Ce sont les 10 secondes, un petit peu moins, les plus attendues de ces Mondiaux de Eugene. Fred Kerley a triomphé en finale du 100 m en 9″86 devant ses compatriotes Marvin Bracy et Trayvon Bromell (9″88), départagés à deux millièmes de seconde. C’est le troisième triplé USA de l’histoire sur la distance reine, après 1983 et 1991. Le champion olympique Marcell Jacobs, blessé, a déclaré forfait avant les demi-finales. Récit de deux jours à toute vitesse !
L’US Army a sorti deux avions de chasse dans les airs en amont de la course, la Team USA en a dégainé trois sur la piste pour s’offrir un triplé à domicile, pour les premiers mondiaux de l’histoire sur le sol américain. Avant la procédure de départ, il y a la traditionnelle présentation des athlètes. Le ton est donné, une musique épique accompagne la speaker qui présente les 8 finalistes, en commençant par les couloirs 8 et 1, puis 7 et 2… pour arriver au numéro 5, où est présent l’homme le plus rapide de la saison et favori : Fred Kerley. Au 6, Marvin Bracy est prêt à voler la vedette de son voisin. La présentation terminée, les huit protagonistes se placent dans les blocs, sous une musique digne des plus grands blockbusters américains. Le public apprécie, puis retient son souffle. Le coup de feu retentit, Marvin Bracy jaillit des blocs en tête, et va tenir jusqu’au 60 m, une distance qu’il connaît bien puisqu’il a décroché le bronze cet hiver à Belgrade. Moins explosif, Fred Kerley revient tout de même à hauteur de son compatriote, grâce de sa foulée fluide de coureur de 400 m.
Au couloir 8, tout à l’extérieur, Trayvon Bromell prend également un bon départ. Le champion du monde en salle 2016, se sert de son explosivité pour être dans le coup… À 20 m de l’arrivée, c’est une bataille à trois qui se présente. Sur la ligne, celui qui a couru le plus vite cette année sort un cassé venu d’ailleurs, les bras en arrière, à la Sonic, pour s’offrir son premier titre mondial individuel en 9″86 (-0,1 m/s), après décroché l’argent à Tokyo et le bronze à Doha sur le tour de piste. « On l’avait annoncé et on l’a fait, USA baby ! », a-t-il lancé au micro, à l’attention des spectateurs du Hayward Field.
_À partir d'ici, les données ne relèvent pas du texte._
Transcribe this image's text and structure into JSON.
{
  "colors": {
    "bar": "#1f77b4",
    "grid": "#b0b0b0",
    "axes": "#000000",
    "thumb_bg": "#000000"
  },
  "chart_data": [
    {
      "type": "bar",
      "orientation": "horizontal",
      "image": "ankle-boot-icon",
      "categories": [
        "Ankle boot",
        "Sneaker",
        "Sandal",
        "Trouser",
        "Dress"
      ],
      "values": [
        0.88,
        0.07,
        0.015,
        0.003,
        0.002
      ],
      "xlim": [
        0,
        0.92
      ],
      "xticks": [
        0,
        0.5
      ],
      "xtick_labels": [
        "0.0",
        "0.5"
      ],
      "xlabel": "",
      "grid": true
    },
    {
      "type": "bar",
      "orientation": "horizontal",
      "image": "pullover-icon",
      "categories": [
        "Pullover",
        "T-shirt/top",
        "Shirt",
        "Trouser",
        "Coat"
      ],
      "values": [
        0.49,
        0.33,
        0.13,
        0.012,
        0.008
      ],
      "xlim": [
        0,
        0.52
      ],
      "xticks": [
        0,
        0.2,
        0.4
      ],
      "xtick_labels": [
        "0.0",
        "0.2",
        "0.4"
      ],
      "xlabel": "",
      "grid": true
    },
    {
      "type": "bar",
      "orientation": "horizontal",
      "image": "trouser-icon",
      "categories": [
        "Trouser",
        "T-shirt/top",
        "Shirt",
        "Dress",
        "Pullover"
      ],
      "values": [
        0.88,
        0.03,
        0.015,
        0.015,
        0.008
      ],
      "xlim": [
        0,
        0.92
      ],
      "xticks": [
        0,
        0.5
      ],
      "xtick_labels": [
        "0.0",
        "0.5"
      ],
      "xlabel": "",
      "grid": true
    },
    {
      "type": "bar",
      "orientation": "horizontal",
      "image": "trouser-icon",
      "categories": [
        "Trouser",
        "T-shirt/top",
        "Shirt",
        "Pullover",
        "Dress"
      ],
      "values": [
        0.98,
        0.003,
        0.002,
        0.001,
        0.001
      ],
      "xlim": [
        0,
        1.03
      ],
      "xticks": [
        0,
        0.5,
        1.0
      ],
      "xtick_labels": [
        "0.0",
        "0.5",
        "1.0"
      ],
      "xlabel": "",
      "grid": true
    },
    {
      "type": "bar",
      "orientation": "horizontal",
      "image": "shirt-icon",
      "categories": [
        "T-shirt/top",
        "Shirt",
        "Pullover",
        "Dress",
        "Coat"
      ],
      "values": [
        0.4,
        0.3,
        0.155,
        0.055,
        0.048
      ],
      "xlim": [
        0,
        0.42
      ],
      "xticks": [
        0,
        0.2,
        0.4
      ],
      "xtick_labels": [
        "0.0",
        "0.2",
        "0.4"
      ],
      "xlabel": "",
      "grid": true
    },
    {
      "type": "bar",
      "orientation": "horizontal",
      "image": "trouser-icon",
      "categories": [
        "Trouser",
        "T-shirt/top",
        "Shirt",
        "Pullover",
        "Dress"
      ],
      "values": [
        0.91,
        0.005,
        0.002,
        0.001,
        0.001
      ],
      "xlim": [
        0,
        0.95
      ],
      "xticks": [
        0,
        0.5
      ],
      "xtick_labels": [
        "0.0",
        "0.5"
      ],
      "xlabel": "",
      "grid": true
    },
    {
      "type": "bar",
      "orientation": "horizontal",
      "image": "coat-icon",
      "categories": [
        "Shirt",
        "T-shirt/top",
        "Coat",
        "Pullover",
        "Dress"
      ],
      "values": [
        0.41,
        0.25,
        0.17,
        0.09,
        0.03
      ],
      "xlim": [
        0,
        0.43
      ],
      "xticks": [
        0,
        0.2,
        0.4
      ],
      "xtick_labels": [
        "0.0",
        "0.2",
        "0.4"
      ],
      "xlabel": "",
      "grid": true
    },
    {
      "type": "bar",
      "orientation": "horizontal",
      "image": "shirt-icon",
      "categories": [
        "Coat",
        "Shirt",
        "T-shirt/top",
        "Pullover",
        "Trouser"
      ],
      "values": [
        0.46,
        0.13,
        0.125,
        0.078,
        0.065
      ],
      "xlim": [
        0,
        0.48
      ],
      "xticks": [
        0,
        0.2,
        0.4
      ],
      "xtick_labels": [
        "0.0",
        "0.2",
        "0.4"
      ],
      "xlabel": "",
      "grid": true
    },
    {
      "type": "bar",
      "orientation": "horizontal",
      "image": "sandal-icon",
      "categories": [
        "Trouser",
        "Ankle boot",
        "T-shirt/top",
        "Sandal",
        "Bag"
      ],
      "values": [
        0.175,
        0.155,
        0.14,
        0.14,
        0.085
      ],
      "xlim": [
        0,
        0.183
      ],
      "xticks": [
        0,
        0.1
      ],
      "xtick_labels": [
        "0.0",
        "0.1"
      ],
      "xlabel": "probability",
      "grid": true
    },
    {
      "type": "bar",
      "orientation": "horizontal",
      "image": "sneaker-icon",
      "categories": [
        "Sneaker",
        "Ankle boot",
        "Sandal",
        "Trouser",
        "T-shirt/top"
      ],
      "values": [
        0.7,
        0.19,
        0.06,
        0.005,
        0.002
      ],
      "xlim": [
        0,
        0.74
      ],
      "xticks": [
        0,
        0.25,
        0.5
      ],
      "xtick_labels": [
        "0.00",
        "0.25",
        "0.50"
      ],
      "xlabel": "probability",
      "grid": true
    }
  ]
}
Descendu du 400 m pour essayer de conquérir la ligne droite, Fred Kerley est un sprinteur d’un nouveau genre. À 27 ans, il est aussi et surtout le nouveau roi du sprint planétaire. Il s’alignera aussi sur le 200 m dont les séries lundi 18 juillet à partir de 2h05. Une performance rapidement saluée sur les réseaux sociaux par Usain Bolt, celui qui reste à ce jour l’homme le plus rapide de la planète (9″58 en 2009 à Berlin).
Congrats 🙌🏿 https://t.co/dTaTtxTnLB
— Usain St. Leo Bolt (@usainbolt) July 17, 2022
Pour la deuxième place, il faut attendre la photo-finish. Impossible à l’œil nu de savoir qui des deux médaillés en salle prendra l’argent. Après vérification, le médaillé de bronze à Belgrade passe la ligne… deux millièmes devant son aîné qui s’empare du bronze, synonyme tout de même d’une première médaille internationale après six ans de galères pour le sixième meilleur performeur de tous les temps sur la distance reine. Le recordman du monde juniors fond d’ailleurs en larmes à l’arrivée, soulagé d’être de retour sur un podium mondial. Christian Coleman, que nous sommes obligés d’appeler le « 4ème Américain » pour la course d’un soir, ne prend que la sixième place en 10″01, malgré un habituel bon départ. Déception forcément pour celui qui défendait son titre. Sous les « U-S-A, U-S-A » scandés par la foule, les Etats-Unis ont réussi le « Sweep » (coup de balai, le triplé) dont ils rêvaient à domicile, le premier sur 100 m aux Mondiaux depuis 1991 (Carl Lewis, Leroy Burrell, Dennis Mitchell).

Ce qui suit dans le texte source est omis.